- The Washington Times - Wednesday, June 2, 2010

The federal government is now $13 trillion in the red, the Treasury Department will announce Wednesday — marking the first time the government has sunk that far into debt.

Lawmakers and staffers on Capitol Hill have been awaiting the milestone with macabre fascination for more than a week, and its arrival is likely to complicate efforts for Democrats as they try to pass several emergency spending bills this month.

The department’s website on Wednesday showed that the outstanding public debt hit $13.051 trillion as of Tuesday, leaping nearly $60 billion since Friday, the previous day for which figures were released. The department always posts figures a day behind and skipped Monday because it was a federal holiday. A down-to-the-penny tally of the debt will be released by the department Wednesday afternoon.

Several unofficial debt clocks showed the debt crossing the $13 trillion threshold a week ago, based on imprecise estimations, prompting several lawmakers to jump the gun in lamenting its implications for the country’s fiscal future.

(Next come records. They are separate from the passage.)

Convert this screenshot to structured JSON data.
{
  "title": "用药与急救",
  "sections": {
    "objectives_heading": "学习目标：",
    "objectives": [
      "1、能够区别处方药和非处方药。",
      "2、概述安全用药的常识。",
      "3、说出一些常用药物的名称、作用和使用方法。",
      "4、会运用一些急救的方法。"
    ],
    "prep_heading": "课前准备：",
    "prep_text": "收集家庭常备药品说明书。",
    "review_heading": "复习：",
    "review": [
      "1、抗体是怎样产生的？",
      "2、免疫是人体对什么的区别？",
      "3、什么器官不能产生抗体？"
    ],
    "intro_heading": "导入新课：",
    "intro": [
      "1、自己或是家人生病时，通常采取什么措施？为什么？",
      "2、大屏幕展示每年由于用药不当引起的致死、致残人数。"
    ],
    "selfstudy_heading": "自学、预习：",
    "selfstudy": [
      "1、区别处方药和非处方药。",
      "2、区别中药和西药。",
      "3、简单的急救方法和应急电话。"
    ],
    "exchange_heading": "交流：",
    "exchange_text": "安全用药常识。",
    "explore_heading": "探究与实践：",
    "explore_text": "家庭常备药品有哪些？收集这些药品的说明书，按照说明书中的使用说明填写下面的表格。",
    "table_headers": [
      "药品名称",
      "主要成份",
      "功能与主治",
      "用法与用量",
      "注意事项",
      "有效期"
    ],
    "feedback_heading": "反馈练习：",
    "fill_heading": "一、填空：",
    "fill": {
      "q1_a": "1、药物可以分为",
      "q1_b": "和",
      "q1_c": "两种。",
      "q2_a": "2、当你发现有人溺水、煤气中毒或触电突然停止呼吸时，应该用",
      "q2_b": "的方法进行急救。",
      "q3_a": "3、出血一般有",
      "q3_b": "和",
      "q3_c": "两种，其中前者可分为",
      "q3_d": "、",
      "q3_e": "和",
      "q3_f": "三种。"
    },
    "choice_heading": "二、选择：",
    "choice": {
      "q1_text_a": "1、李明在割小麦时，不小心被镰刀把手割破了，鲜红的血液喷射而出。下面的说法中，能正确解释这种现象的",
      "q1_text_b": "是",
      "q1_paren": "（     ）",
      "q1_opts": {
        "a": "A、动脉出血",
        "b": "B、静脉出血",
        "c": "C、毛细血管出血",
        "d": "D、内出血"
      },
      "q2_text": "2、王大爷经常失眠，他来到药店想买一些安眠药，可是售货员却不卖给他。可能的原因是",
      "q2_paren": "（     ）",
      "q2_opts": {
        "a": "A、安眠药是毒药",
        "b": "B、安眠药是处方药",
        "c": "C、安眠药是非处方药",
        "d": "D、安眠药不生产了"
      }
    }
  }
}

At $13 trillion, that works out to an obligation of more than $42,000 for every U.S. resident.

Earlier this year, Congress and President Obama raised the country’s debt limit to $14.3 trillion, hoping it would to give the government enough room to spend through the end of this year.

The single biggest day for debt came on June 30, 2009, when the government added $186.9 billion in obligations. The last days in fiscal quarters often see major debt increases.

Total public debt includes two pots of money. One is normal government debt held in the hands of consumers, such as Treasury bills and bonds, while the other is intragovernmental holdings, or money that one part of the government borrows from another agency. That includes money borrowed from the Social Security trust funds.